Del giorno in cui mi cadde il mondo addosso ricordo tutto pure l’ora e il posto, il contraccolpo poi la stretta al collo, la stretta al collo, la stretta al collo.

Dike, una dea per molti, un’angoscia per gli empi, una benda sugli occhi che annoda coi lembi. Dal pianeta le raccolsi una rosa dei venti, immaginavo i nostri volti da coppia nei lenti. Lei era la giustizia che non si concede, io quello che la corteggia, che sta lì, non cede. Ero invaghito, miele, e capivo bene che non ci sarei uscito a bere dell’idromele. “Ciao, mi chiamo Atlas” – petto gonfio, anfora – “Lascio ogni ragazza, con questo mio corpo, afona. E tu, sarai mia. Ti voglio addosso, canfora. Posso darti il mondo, il mondo, non la metafora!” Disse: “Non sono di nessuno, nemmeno di Ulisse, e sono chiara e ferma come le stelle più fisse. Usi la forza e la ricchezza per le tue conquiste? Non sei più forte ne più ricco sei solo più triste!”

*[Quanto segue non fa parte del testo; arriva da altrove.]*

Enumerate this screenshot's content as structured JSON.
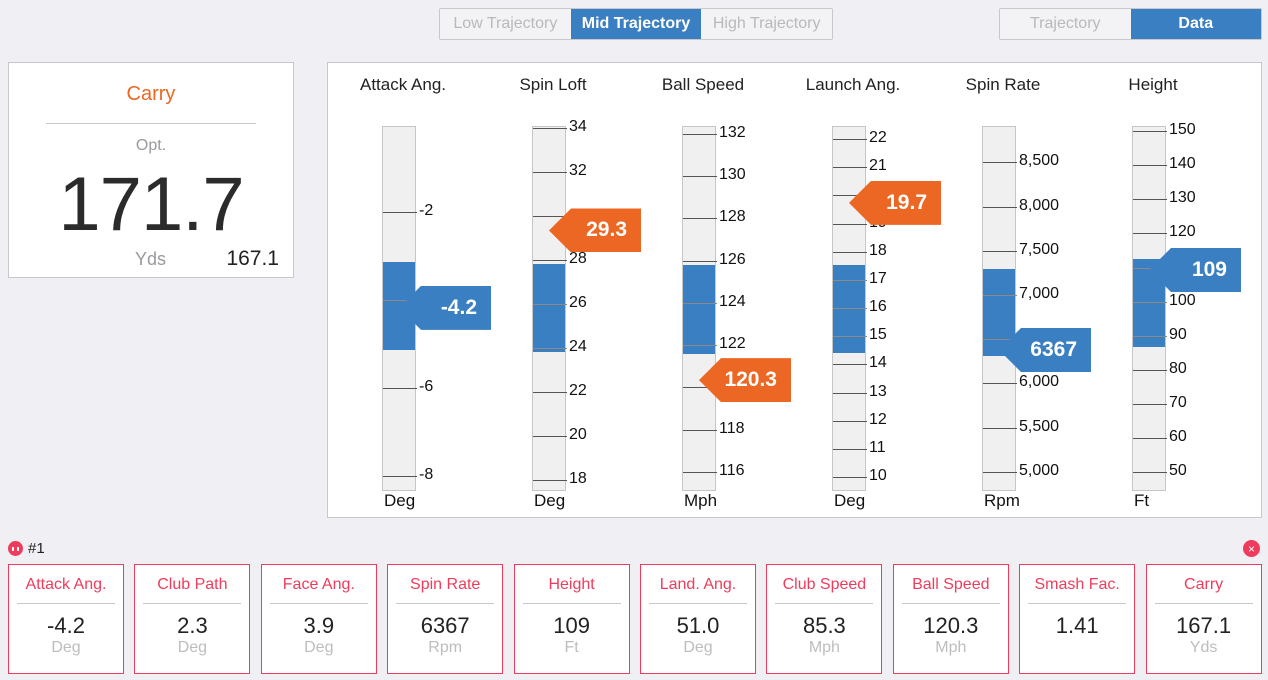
{
  "trajectory_selector": {
    "options": [
      "Low Trajectory",
      "Mid Trajectory",
      "High Trajectory"
    ],
    "selected": "Mid Trajectory"
  },
  "view_selector": {
    "options": [
      "Trajectory",
      "Data"
    ],
    "selected": "Data"
  },
  "carry_card": {
    "title": "Carry",
    "optimal_label": "Opt.",
    "optimal_value": "171.7",
    "unit": "Yds",
    "actual_value": "167.1"
  },
  "colors": {
    "accent_blue": "#3a7fc1",
    "accent_orange": "#ec6723",
    "shot_red": "#f03c5c"
  },
  "gauges": [
    {
      "title": "Attack Ang.",
      "unit": "Deg",
      "range": [
        -8.36,
        -0.07
      ],
      "ticks": [
        -2,
        -4,
        -6,
        -8
      ],
      "tick_labels": [
        {
          "v": -2,
          "t": "-2"
        },
        {
          "v": -6,
          "t": "-6"
        },
        {
          "v": -8,
          "t": "-8"
        }
      ],
      "optimal_band": [
        -5.14,
        -3.14
      ],
      "value": -4.2,
      "value_label": "-4.2",
      "marker_color": "blue"
    },
    {
      "title": "Spin Loft",
      "unit": "Deg",
      "range": [
        17.45,
        34.05
      ],
      "ticks": [
        34,
        32,
        30,
        28,
        26,
        24,
        22,
        20,
        18
      ],
      "tick_labels": [
        {
          "v": 34,
          "t": "34"
        },
        {
          "v": 32,
          "t": "32"
        },
        {
          "v": 28,
          "t": "28"
        },
        {
          "v": 26,
          "t": "26"
        },
        {
          "v": 24,
          "t": "24"
        },
        {
          "v": 22,
          "t": "22"
        },
        {
          "v": 20,
          "t": "20"
        },
        {
          "v": 18,
          "t": "18"
        }
      ],
      "optimal_band": [
        23.8,
        27.8
      ],
      "value": 29.3,
      "value_label": "29.3",
      "marker_color": "orange"
    },
    {
      "title": "Ball Speed",
      "unit": "Mph",
      "range": [
        115.05,
        132.33
      ],
      "ticks": [
        132,
        130,
        128,
        126,
        124,
        122,
        120,
        118,
        116
      ],
      "tick_labels": [
        {
          "v": 132,
          "t": "132"
        },
        {
          "v": 130,
          "t": "130"
        },
        {
          "v": 128,
          "t": "128"
        },
        {
          "v": 126,
          "t": "126"
        },
        {
          "v": 124,
          "t": "124"
        },
        {
          "v": 122,
          "t": "122"
        },
        {
          "v": 118,
          "t": "118"
        },
        {
          "v": 116,
          "t": "116"
        }
      ],
      "optimal_band": [
        121.6,
        125.8
      ],
      "value": 120.3,
      "value_label": "120.3",
      "marker_color": "orange"
    },
    {
      "title": "Launch Ang.",
      "unit": "Deg",
      "range": [
        9.47,
        22.43
      ],
      "ticks": [
        22,
        21,
        20,
        19,
        18,
        17,
        16,
        15,
        14,
        13,
        12,
        11,
        10
      ],
      "tick_labels": [
        {
          "v": 22,
          "t": "22"
        },
        {
          "v": 21,
          "t": "21"
        },
        {
          "v": 19,
          "t": "19"
        },
        {
          "v": 18,
          "t": "18"
        },
        {
          "v": 17,
          "t": "17"
        },
        {
          "v": 16,
          "t": "16"
        },
        {
          "v": 15,
          "t": "15"
        },
        {
          "v": 14,
          "t": "14"
        },
        {
          "v": 13,
          "t": "13"
        },
        {
          "v": 12,
          "t": "12"
        },
        {
          "v": 11,
          "t": "11"
        },
        {
          "v": 10,
          "t": "10"
        }
      ],
      "optimal_band": [
        14.41,
        17.53
      ],
      "value": 19.7,
      "value_label": "19.7",
      "marker_color": "orange"
    },
    {
      "title": "Spin Rate",
      "unit": "Rpm",
      "range": [
        4773,
        8900
      ],
      "ticks": [
        8500,
        8000,
        7500,
        7000,
        6500,
        6000,
        5500,
        5000
      ],
      "tick_labels": [
        {
          "v": 8500,
          "t": "8,500"
        },
        {
          "v": 8000,
          "t": "8,000"
        },
        {
          "v": 7500,
          "t": "7,500"
        },
        {
          "v": 7000,
          "t": "7,000"
        },
        {
          "v": 6000,
          "t": "6,000"
        },
        {
          "v": 5500,
          "t": "5,500"
        },
        {
          "v": 5000,
          "t": "5,000"
        }
      ],
      "optimal_band": [
        6306,
        7299
      ],
      "value": 6367,
      "value_label": "6367",
      "marker_color": "blue"
    },
    {
      "title": "Height",
      "unit": "Ft",
      "range": [
        44.2,
        151.2
      ],
      "ticks": [
        150,
        140,
        130,
        120,
        110,
        100,
        90,
        80,
        70,
        60,
        50
      ],
      "tick_labels": [
        {
          "v": 150,
          "t": "150"
        },
        {
          "v": 140,
          "t": "140"
        },
        {
          "v": 130,
          "t": "130"
        },
        {
          "v": 120,
          "t": "120"
        },
        {
          "v": 100,
          "t": "100"
        },
        {
          "v": 90,
          "t": "90"
        },
        {
          "v": 80,
          "t": "80"
        },
        {
          "v": 70,
          "t": "70"
        },
        {
          "v": 60,
          "t": "60"
        },
        {
          "v": 50,
          "t": "50"
        }
      ],
      "optimal_band": [
        86.8,
        112.6
      ],
      "value": 109,
      "value_label": "109",
      "marker_color": "blue"
    }
  ],
  "shot": {
    "label": "#1",
    "close_label": "×",
    "stats": [
      {
        "label": "Attack Ang.",
        "value": "-4.2",
        "unit": "Deg"
      },
      {
        "label": "Club Path",
        "value": "2.3",
        "unit": "Deg"
      },
      {
        "label": "Face Ang.",
        "value": "3.9",
        "unit": "Deg"
      },
      {
        "label": "Spin Rate",
        "value": "6367",
        "unit": "Rpm"
      },
      {
        "label": "Height",
        "value": "109",
        "unit": "Ft"
      },
      {
        "label": "Land. Ang.",
        "value": "51.0",
        "unit": "Deg"
      },
      {
        "label": "Club Speed",
        "value": "85.3",
        "unit": "Mph"
      },
      {
        "label": "Ball Speed",
        "value": "120.3",
        "unit": "Mph"
      },
      {
        "label": "Smash Fac.",
        "value": "1.41",
        "unit": ""
      },
      {
        "label": "Carry",
        "value": "167.1",
        "unit": "Yds"
      }
    ]
  }
}
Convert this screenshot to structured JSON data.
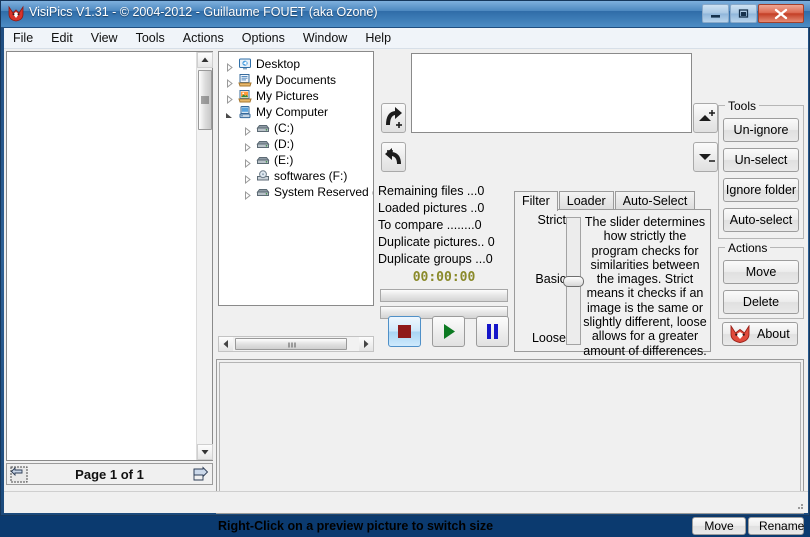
{
  "window": {
    "title": "VisiPics V1.31 - © 2004-2012 - Guillaume FOUET (aka Ozone)",
    "icon": "fox-icon",
    "minimize_label": "Minimize",
    "maximize_label": "Maximize",
    "close_label": "Close",
    "accent_titlebar": "#4d88c0",
    "accent_close": "#c33f26"
  },
  "menu": {
    "items": [
      {
        "label": "File"
      },
      {
        "label": "Edit"
      },
      {
        "label": "View"
      },
      {
        "label": "Tools"
      },
      {
        "label": "Actions"
      },
      {
        "label": "Options"
      },
      {
        "label": "Window"
      },
      {
        "label": "Help"
      }
    ]
  },
  "tree": {
    "nodes": [
      {
        "label": "Desktop",
        "indent": 0,
        "icon": "desktop-icon",
        "expanded": false
      },
      {
        "label": "My Documents",
        "indent": 0,
        "icon": "documents-icon",
        "expanded": false
      },
      {
        "label": "My Pictures",
        "indent": 0,
        "icon": "pictures-icon",
        "expanded": false
      },
      {
        "label": "My Computer",
        "indent": 0,
        "icon": "computer-icon",
        "expanded": true
      },
      {
        "label": "(C:)",
        "indent": 1,
        "icon": "drive-icon",
        "expanded": false
      },
      {
        "label": "(D:)",
        "indent": 1,
        "icon": "drive-icon",
        "expanded": false
      },
      {
        "label": "(E:)",
        "indent": 1,
        "icon": "drive-icon",
        "expanded": false
      },
      {
        "label": "softwares (F:)",
        "indent": 1,
        "icon": "cd-drive-icon",
        "expanded": false
      },
      {
        "label": "System Reserved (I",
        "indent": 1,
        "icon": "drive-icon",
        "expanded": false
      }
    ]
  },
  "folder_actions": {
    "add_icon": "arrow-add-folder-icon",
    "subtract_icon": "arrow-remove-folder-icon",
    "move_up_icon": "move-up-plus-icon",
    "move_down_icon": "move-down-minus-icon"
  },
  "folder_list": {
    "items": []
  },
  "stats": {
    "lines": [
      "Remaining files ...0",
      "Loaded pictures ..0",
      "To compare ........0",
      "Duplicate pictures.. 0",
      "Duplicate groups ...0"
    ],
    "timer": "00:00:00",
    "progress_primary": 0,
    "progress_secondary": 0
  },
  "transport": {
    "stop_label": "Stop",
    "play_label": "Start",
    "pause_label": "Pause",
    "stop_color": "#8f1a1a",
    "play_color": "#0c7a22",
    "pause_color": "#1515c9"
  },
  "tabs": {
    "active": "Filter",
    "items": [
      {
        "label": "Filter"
      },
      {
        "label": "Loader"
      },
      {
        "label": "Auto-Select"
      }
    ]
  },
  "filter": {
    "slider_top_label": "Strict",
    "slider_mid_label": "Basic",
    "slider_bottom_label": "Loose",
    "slider_value": "Basic",
    "description": "The slider determines how strictly the program checks for similarities between the images. Strict means it checks if an image is the same or slightly different, loose allows for a greater amount of differences."
  },
  "tools": {
    "group_label": "Tools",
    "buttons": [
      {
        "label": "Un-ignore"
      },
      {
        "label": "Un-select"
      },
      {
        "label": "Ignore folder"
      },
      {
        "label": "Auto-select"
      }
    ]
  },
  "actions": {
    "group_label": "Actions",
    "buttons": [
      {
        "label": "Move"
      },
      {
        "label": "Delete"
      }
    ]
  },
  "about": {
    "label": "About",
    "icon": "fox-icon"
  },
  "pager": {
    "label": "Page 1 of 1",
    "prev_icon": "page-prev-icon",
    "next_icon": "page-next-icon"
  },
  "statusbar": {
    "hint": "Right-Click on a preview picture to switch size",
    "move_label": "Move",
    "rename_label": "Rename"
  }
}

Del giorno in cui mi cadde il mondo addosso ricordo tutto pure l’ora e il posto, il contraccolpo poi la stretta al collo, la stretta al collo, la stretta al collo.

“Quindi rifiuti lo scambio di fedi? Quasi mi insulti mostrandomi i medi? Alza la fascia, guarda in faccia e venerami, lady, per la mia stazza credi non abbia Venere ai miei piedi?” E lei: “Arretra adesso, barbaro! Che tu sieda sul trono o sulla pietra dello scandalo a me interessa poco il tuo pianeta bello e vandalo, piuttosto mi dò fuoco, sto più lieta dentro il Tartaro!” Ed a quel punto sono io che non ci ho visto più…  (l’ha stretta al collo, l’ha stretta al collo, l’ha stretta al collo..)  La dea che scappa sul selciato è l’ultimo ricordo, io che cado, dal mondo schiacciato mentre la rincorro. Atlante e Dike, amore e psiche, terra e giustizia, fine della storia, fine del rapporto.

Del giorno in cui mi cadde il mondo addosso ricordo tutto pure l’ora e il posto, il contraccolpo poi la stretta al collo, la stretta al collo, la stretta al collo.